Bose--Einstein condensation for particles with repulsive short-range pair interactions in a Poisson random external potential in $\mathbb R^d$

TL;DR

This paper investigates the absence of Bose--Einstein condensation in a repulsive Bose gas with random obstacles, showing that strong interactions prevent condensation into localized states in a non-percolating regime.

Contribution

It demonstrates that in a disordered environment with strong interactions, Bose--Einstein condensation into localized states does not occur, extending understanding of quantum gases in random potentials.

Findings

No Bose--Einstein condensation into localized states under strong interactions.

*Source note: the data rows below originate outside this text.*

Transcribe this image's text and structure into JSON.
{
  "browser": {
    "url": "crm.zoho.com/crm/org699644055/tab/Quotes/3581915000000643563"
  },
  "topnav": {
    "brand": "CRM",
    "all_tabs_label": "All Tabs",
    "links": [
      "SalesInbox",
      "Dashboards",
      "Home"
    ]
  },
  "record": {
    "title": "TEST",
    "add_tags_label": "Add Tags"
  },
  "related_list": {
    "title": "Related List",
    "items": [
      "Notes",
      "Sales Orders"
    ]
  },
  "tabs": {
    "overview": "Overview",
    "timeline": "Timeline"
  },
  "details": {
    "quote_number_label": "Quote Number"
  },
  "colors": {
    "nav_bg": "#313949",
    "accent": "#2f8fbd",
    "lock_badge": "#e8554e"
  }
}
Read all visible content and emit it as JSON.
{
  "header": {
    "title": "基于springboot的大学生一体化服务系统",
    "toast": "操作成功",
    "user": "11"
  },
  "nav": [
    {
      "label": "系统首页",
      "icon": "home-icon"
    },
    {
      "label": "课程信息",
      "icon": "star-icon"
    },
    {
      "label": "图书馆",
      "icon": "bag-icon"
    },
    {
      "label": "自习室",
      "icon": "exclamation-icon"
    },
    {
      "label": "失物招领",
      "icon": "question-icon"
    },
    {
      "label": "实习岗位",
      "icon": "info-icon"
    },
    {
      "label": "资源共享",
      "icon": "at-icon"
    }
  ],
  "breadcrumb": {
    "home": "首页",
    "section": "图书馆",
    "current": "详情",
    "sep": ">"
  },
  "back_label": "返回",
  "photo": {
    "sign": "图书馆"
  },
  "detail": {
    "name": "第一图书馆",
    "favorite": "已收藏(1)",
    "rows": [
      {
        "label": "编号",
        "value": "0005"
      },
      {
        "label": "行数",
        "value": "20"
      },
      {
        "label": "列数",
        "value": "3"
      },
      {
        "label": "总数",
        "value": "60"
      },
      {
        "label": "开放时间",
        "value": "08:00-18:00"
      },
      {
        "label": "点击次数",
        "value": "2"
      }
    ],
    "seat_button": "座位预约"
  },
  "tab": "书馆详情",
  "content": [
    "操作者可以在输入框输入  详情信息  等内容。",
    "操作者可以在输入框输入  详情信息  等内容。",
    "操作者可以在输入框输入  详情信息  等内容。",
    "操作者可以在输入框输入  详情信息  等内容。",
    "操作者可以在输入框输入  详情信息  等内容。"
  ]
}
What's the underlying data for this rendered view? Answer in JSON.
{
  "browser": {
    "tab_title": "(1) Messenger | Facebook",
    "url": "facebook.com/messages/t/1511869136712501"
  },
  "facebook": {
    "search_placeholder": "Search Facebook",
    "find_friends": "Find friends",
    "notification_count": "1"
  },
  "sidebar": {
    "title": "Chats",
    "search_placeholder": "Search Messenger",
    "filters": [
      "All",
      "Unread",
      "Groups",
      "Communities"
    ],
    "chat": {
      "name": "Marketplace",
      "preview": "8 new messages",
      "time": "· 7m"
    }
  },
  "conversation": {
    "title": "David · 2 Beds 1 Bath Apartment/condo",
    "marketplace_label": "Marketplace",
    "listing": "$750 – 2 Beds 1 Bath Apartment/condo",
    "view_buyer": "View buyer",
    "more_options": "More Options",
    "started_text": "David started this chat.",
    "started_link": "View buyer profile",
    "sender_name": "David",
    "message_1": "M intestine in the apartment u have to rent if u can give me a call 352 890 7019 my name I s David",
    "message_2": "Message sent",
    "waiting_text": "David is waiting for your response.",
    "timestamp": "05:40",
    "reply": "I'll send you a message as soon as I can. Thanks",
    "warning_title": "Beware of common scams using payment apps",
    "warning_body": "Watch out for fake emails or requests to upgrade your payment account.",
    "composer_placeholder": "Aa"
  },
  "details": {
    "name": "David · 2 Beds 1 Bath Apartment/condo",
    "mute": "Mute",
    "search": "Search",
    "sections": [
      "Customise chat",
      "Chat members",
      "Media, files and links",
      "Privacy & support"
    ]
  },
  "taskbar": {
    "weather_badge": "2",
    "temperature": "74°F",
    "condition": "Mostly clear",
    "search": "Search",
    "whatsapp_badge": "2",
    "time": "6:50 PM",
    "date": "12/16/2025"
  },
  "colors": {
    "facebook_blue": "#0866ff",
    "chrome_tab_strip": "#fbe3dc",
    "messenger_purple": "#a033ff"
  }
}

Results apply to eigenstates of the one-particle Hamiltonian.

Condensation is suppressed in the non-percolation regime with obstacles.

Abstract

We study Bose gases in $d$ dimensions, $d \ge 2$, with short-range repulsive pair interactions, at positive temperature, in the canonical ensemble and in the thermodynamic limit. We assume the presence of hard Poissonian obstacles and focus on the non-percolation regime. For sufficiently strong interparticle interactions, we show that almost surely there cannot be Bose--Einstein condensation into a sufficiently localized, normalized one-particle state. The results apply to the eigenstates of the underlying one-particle Hamiltonian.